14. The high dynamic range image processing method according to claim 11, further comprising:

the high-dynamic fusion processing of the first color original image, the second color original image, and the third color original image to obtain the first color high-dynamic-range image, and the high-dynamic fusion processing of the first full-color original image, the second full-color original image, and the third full-color original image to obtain the first full-color high-dynamic-range image, includes:

and performing high-dynamic fusion processing on the preprocessed first color original image, the preprocessed second color original image and the preprocessed third color original image to obtain the first color high-dynamic-range image, and performing high-dynamic fusion processing on the preprocessed first full-color original image, the preprocessed second full-color original image and the preprocessed third full-color original image to obtain the first full-color high-dynamic-range image.

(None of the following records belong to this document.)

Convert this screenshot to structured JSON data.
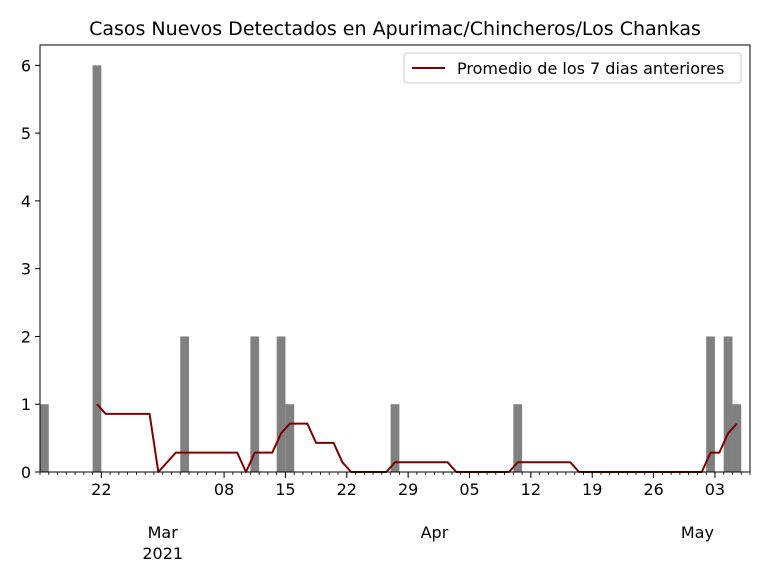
{
  "chart_data": {
    "type": "bar",
    "title": "Casos Nuevos Detectados en Apurimac/Chincheros/Los Chankas",
    "xlabel": "",
    "ylabel": "",
    "x_range": [
      "2021-02-15",
      "2021-05-07"
    ],
    "ylim": [
      0,
      6.3
    ],
    "y_ticks": [
      0,
      1,
      2,
      3,
      4,
      5,
      6
    ],
    "x_ticks": [
      {
        "date": "2021-02-22",
        "label": "22"
      },
      {
        "date": "2021-03-08",
        "label": "08"
      },
      {
        "date": "2021-03-15",
        "label": "15"
      },
      {
        "date": "2021-03-22",
        "label": "22"
      },
      {
        "date": "2021-03-29",
        "label": "29"
      },
      {
        "date": "2021-04-05",
        "label": "05"
      },
      {
        "date": "2021-04-12",
        "label": "12"
      },
      {
        "date": "2021-04-19",
        "label": "19"
      },
      {
        "date": "2021-04-26",
        "label": "26"
      },
      {
        "date": "2021-05-03",
        "label": "03"
      }
    ],
    "month_labels": [
      {
        "date": "2021-03-01",
        "label": "Mar",
        "sublabel": "2021"
      },
      {
        "date": "2021-04-01",
        "label": "Apr",
        "sublabel": ""
      },
      {
        "date": "2021-05-01",
        "label": "May",
        "sublabel": ""
      }
    ],
    "grid": false,
    "legend_position": "top-right",
    "bar_color": "#808080",
    "line_color": "#800000",
    "bars": [
      {
        "date": "2021-02-15",
        "value": 1
      },
      {
        "date": "2021-02-21",
        "value": 6
      },
      {
        "date": "2021-03-03",
        "value": 2
      },
      {
        "date": "2021-03-11",
        "value": 2
      },
      {
        "date": "2021-03-14",
        "value": 2
      },
      {
        "date": "2021-03-15",
        "value": 1
      },
      {
        "date": "2021-03-27",
        "value": 1
      },
      {
        "date": "2021-04-10",
        "value": 1
      },
      {
        "date": "2021-05-02",
        "value": 2
      },
      {
        "date": "2021-05-04",
        "value": 2
      },
      {
        "date": "2021-05-05",
        "value": 1
      }
    ],
    "series": [
      {
        "name": "Promedio de los 7 dias anteriores",
        "type": "line",
        "points": [
          {
            "date": "2021-02-21",
            "value": 1.0
          },
          {
            "date": "2021-02-22",
            "value": 0.857
          },
          {
            "date": "2021-02-27",
            "value": 0.857
          },
          {
            "date": "2021-02-28",
            "value": 0.0
          },
          {
            "date": "2021-03-02",
            "value": 0.286
          },
          {
            "date": "2021-03-09",
            "value": 0.286
          },
          {
            "date": "2021-03-10",
            "value": 0.0
          },
          {
            "date": "2021-03-11",
            "value": 0.286
          },
          {
            "date": "2021-03-13",
            "value": 0.286
          },
          {
            "date": "2021-03-14",
            "value": 0.571
          },
          {
            "date": "2021-03-15",
            "value": 0.714
          },
          {
            "date": "2021-03-17",
            "value": 0.714
          },
          {
            "date": "2021-03-18",
            "value": 0.429
          },
          {
            "date": "2021-03-20",
            "value": 0.429
          },
          {
            "date": "2021-03-21",
            "value": 0.143
          },
          {
            "date": "2021-03-22",
            "value": 0.0
          },
          {
            "date": "2021-03-26",
            "value": 0.0
          },
          {
            "date": "2021-03-27",
            "value": 0.143
          },
          {
            "date": "2021-04-02",
            "value": 0.143
          },
          {
            "date": "2021-04-03",
            "value": 0.0
          },
          {
            "date": "2021-04-09",
            "value": 0.0
          },
          {
            "date": "2021-04-10",
            "value": 0.143
          },
          {
            "date": "2021-04-16",
            "value": 0.143
          },
          {
            "date": "2021-04-17",
            "value": 0.0
          },
          {
            "date": "2021-05-01",
            "value": 0.0
          },
          {
            "date": "2021-05-02",
            "value": 0.286
          },
          {
            "date": "2021-05-03",
            "value": 0.286
          },
          {
            "date": "2021-05-04",
            "value": 0.571
          },
          {
            "date": "2021-05-05",
            "value": 0.714
          }
        ]
      }
    ]
  }
}
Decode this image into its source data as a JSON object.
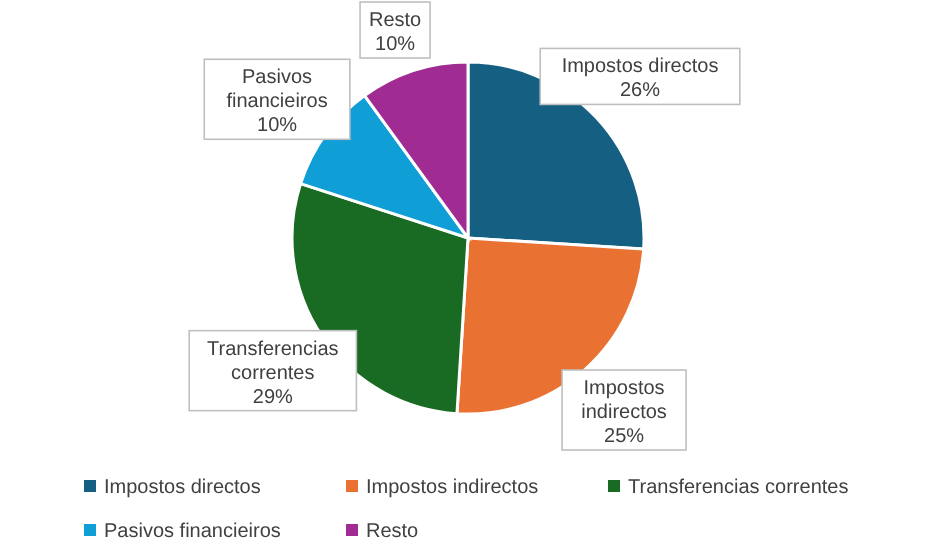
{
  "chart_data": {
    "type": "pie",
    "categories": [
      "Impostos directos",
      "Impostos indirectos",
      "Transferencias correntes",
      "Pasivos financieiros",
      "Resto"
    ],
    "values": [
      26,
      25,
      29,
      10,
      10
    ],
    "colors": [
      "#156082",
      "#e97132",
      "#196b24",
      "#0f9ed5",
      "#a02b93"
    ],
    "value_labels": [
      "26%",
      "25%",
      "29%",
      "10%",
      "10%"
    ],
    "legend": "bottom"
  }
}
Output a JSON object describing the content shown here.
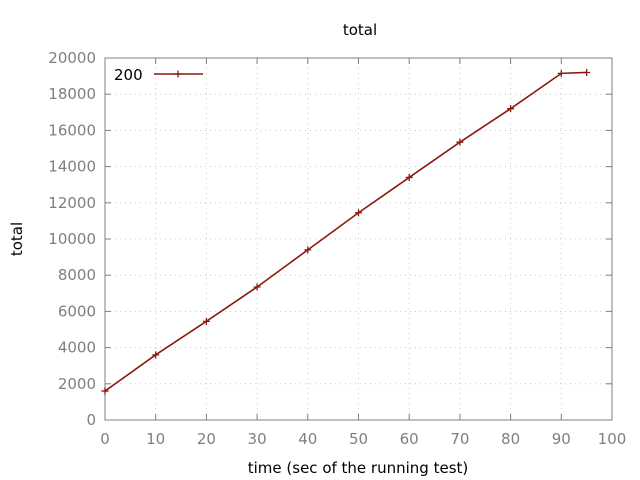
{
  "chart_data": {
    "type": "line",
    "title": "total",
    "xlabel": "time (sec of the running test)",
    "ylabel": "total",
    "xlim": [
      0,
      100
    ],
    "ylim": [
      0,
      20000
    ],
    "x_ticks": [
      0,
      10,
      20,
      30,
      40,
      50,
      60,
      70,
      80,
      90,
      100
    ],
    "y_ticks": [
      0,
      2000,
      4000,
      6000,
      8000,
      10000,
      12000,
      14000,
      16000,
      18000,
      20000
    ],
    "grid": true,
    "legend_position": "top-left",
    "series": [
      {
        "name": "200",
        "color": "#8b1a0e",
        "marker": "plus",
        "x": [
          0,
          10,
          20,
          30,
          40,
          50,
          60,
          70,
          80,
          90,
          95
        ],
        "y": [
          1600,
          3600,
          5450,
          7350,
          9400,
          11450,
          13400,
          15350,
          17200,
          19150,
          19200
        ]
      }
    ]
  }
}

15. The high dynamic range image processing method according to claim 13 or 14, further comprising:

performing image post-processing on the first color high dynamic range image to obtain a second color high dynamic range image;

the performing a fusion algorithm process on the first color high dynamic range image and the first panchromatic high dynamic range image to obtain the target image comprises:

performing a fusion algorithm process on the second color high dynamic range image and the first panchromatic high dynamic range image to obtain the target image.

16. The high dynamic range image processing method according to claim 13 or 14, wherein the first image preprocessing includes at least one of black level correction, lens shading correction, and dead pixel compensation;

17. The high dynamic range image processing method of claim 15, wherein said image post-processing comprises at least one of demosaicing, color correction, global tone mapping, and color conversion.

18. The high dynamic range image processing method of claim 15, wherein the high dynamic range image processing system comprises a storage module, the high dynamic range image processing method further comprising:

storing the preprocessed image to the storage module; and

acquiring the preprocessed image from the storage module, and performing high dynamic range image processing on the preprocessed image to obtain the first color high dynamic range image and the first panchromatic high dynamic range image; and/or

Storing the second color high dynamic range image and the first panchromatic high dynamic range image to the storage module; and

and acquiring the second color high dynamic range image and the first panchromatic high dynamic range image from the storage module, and performing fusion algorithm processing on the second color high dynamic range image and the first panchromatic high dynamic range image to obtain the target image.

19. An electronic device, comprising:

a lens;

a housing; and

the high dynamic range image processing system of any one of claims 1 to 9, said lens, said high dynamic range image processing system being integrated with said housing, said lens imaging in cooperation with an image sensor of said high dynamic range image processing system.

20. A non-transitory computer-readable storage medium containing a computer program which, when executed by a processor, causes the processor to perform the high dynamic range image processing method of any one of claims 10 to 18.